[In his lecture at the Royal Institution, to which Mr. Punch recently referred, Mr. Alfred Noyes said that "our art and literature were increasingly Bolshevik, and if they looked at the columns of any newspaper they would see the unusual spectacle of the political editor desperately fighting that which the art and literary portions of the paper upheld.">[

Scene.—A Club-room near Fleet Street. The Political Editor and the Literary Editor of "The Daily Crisis" are discovered seated in adjoining armchairs.

Political Editor. Excuse me, but haven't I seen you occasionally in The Crisis office?

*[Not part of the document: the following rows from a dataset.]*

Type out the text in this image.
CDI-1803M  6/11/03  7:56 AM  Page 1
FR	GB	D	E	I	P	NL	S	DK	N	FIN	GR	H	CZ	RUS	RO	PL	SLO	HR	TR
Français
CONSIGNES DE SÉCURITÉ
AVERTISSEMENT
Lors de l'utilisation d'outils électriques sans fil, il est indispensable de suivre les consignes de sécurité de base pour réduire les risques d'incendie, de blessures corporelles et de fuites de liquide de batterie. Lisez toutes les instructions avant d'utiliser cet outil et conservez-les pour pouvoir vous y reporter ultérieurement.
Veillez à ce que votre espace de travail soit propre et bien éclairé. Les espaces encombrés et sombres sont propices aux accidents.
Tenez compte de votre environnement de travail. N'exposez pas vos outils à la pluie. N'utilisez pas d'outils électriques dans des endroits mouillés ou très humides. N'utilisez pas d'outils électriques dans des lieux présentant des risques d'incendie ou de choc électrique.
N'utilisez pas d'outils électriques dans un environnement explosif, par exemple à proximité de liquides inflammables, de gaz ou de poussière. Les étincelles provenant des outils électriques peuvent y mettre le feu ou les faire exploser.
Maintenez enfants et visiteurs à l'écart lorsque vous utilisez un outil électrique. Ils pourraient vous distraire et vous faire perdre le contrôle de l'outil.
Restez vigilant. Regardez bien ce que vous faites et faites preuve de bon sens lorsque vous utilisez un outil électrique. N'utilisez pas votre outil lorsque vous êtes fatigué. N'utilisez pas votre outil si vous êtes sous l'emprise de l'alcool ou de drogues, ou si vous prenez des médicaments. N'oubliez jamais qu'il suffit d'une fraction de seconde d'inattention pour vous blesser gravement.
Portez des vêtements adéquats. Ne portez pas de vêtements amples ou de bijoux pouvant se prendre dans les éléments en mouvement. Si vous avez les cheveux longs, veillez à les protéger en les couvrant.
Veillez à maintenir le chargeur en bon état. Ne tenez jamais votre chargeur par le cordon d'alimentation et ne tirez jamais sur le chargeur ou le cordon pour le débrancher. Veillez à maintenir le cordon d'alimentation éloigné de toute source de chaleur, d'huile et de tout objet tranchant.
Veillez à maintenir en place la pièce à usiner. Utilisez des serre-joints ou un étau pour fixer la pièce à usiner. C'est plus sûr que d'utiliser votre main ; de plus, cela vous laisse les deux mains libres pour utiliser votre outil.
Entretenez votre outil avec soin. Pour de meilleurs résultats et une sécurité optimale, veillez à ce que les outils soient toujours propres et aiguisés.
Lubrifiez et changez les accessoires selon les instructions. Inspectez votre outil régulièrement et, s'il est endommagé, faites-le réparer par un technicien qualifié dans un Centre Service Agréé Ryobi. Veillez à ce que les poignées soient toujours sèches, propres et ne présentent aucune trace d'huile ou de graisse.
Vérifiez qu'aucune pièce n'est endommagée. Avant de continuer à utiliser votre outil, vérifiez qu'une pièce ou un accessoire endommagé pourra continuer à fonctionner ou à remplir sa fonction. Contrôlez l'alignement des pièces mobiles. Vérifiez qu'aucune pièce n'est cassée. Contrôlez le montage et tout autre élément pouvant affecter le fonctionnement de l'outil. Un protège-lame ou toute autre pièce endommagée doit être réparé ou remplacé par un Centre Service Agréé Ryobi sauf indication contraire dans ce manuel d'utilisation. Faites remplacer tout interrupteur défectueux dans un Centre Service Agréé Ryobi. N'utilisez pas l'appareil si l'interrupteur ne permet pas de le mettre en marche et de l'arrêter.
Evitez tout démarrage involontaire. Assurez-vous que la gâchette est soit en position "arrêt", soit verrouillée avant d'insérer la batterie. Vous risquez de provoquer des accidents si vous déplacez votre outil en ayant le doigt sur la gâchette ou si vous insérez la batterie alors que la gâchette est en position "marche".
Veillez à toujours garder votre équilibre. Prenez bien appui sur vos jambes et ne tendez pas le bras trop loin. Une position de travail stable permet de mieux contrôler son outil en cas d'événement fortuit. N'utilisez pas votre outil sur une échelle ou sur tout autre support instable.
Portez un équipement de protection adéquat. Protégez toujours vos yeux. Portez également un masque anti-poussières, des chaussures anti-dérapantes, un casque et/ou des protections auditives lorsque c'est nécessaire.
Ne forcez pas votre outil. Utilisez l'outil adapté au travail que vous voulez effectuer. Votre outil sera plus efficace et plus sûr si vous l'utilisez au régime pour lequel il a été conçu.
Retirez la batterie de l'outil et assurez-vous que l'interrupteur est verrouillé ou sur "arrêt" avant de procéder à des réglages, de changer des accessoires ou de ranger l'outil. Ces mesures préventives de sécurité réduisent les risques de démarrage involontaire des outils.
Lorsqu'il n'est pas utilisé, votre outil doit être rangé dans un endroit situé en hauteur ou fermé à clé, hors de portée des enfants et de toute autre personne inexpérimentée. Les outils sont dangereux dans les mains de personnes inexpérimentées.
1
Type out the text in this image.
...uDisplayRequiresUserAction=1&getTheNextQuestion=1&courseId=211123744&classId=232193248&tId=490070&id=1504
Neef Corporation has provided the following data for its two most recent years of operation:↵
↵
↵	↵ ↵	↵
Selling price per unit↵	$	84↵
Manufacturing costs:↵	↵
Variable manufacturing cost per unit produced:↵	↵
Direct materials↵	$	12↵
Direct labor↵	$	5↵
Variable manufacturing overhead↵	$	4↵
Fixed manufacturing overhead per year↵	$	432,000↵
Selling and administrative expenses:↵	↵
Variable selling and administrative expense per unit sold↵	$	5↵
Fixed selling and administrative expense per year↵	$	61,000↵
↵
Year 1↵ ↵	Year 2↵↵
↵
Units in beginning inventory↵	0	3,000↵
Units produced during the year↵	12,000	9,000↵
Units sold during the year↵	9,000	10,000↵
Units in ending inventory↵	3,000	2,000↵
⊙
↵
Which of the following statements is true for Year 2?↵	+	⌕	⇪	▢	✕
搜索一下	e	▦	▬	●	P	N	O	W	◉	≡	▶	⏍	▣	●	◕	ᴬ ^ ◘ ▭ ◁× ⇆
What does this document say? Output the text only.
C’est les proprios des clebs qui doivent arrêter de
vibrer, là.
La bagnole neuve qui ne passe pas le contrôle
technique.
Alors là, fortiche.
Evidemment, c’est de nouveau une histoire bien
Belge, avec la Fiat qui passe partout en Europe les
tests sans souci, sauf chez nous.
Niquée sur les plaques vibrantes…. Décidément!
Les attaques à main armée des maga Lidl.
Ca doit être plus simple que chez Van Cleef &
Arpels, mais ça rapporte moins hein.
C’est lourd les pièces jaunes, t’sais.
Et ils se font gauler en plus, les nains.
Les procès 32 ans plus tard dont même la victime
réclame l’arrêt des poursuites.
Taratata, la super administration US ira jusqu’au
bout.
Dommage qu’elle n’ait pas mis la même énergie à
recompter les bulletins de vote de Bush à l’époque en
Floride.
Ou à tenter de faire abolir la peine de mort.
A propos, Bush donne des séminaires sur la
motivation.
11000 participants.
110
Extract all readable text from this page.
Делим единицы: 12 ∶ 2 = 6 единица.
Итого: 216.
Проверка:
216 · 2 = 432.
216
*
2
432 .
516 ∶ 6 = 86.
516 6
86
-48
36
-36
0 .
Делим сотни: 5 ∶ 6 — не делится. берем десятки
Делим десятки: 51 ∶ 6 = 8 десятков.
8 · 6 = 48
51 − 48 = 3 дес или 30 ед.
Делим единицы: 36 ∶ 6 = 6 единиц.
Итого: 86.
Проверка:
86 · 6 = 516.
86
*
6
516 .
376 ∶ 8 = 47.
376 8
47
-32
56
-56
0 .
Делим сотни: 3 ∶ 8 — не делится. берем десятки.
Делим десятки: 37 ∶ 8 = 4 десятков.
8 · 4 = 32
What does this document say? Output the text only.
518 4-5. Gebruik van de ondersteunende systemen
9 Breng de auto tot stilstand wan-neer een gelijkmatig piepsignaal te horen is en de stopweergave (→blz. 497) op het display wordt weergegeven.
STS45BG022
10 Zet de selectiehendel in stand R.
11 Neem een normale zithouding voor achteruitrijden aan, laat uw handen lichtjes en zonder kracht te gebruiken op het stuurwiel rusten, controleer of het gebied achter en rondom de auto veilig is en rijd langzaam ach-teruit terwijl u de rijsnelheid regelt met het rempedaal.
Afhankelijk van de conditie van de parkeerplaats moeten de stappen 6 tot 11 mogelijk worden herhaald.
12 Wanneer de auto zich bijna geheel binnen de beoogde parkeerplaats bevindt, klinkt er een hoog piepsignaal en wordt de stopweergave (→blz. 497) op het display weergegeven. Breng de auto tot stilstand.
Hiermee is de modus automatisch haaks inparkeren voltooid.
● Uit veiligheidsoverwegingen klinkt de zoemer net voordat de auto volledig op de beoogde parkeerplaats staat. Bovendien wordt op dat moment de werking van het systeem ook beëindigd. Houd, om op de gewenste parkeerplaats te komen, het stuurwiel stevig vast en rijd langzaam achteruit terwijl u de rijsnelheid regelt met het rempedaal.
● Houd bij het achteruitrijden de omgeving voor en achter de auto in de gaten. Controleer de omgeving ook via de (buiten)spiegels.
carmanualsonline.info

Literary Editor. Possibly. I look after its literary pages, you know.

P.E. Really? I run the political columns. Did you read my showing-up this morning of the Bolshevik peril in the House of Lords?

L.E. I'm afraid I never read the political articles. Did you notice my two-column boom of young Applecart's latest book of poems?

P.E. No time to read the literary columns, and modern poetry's as good as Chinese to me. Who's Applecart?

L.E. My dear Sir, is it possible that you are unfamiliar with the author of I Will Destroy? He's the hope of the future as far as English poetry is concerned.

P.E. (cheerfully). Never heard of him. What's he done?

L.E. (impressively). He has overthrown all the rules, not only of art, but of morality. He has created a new Way of Life.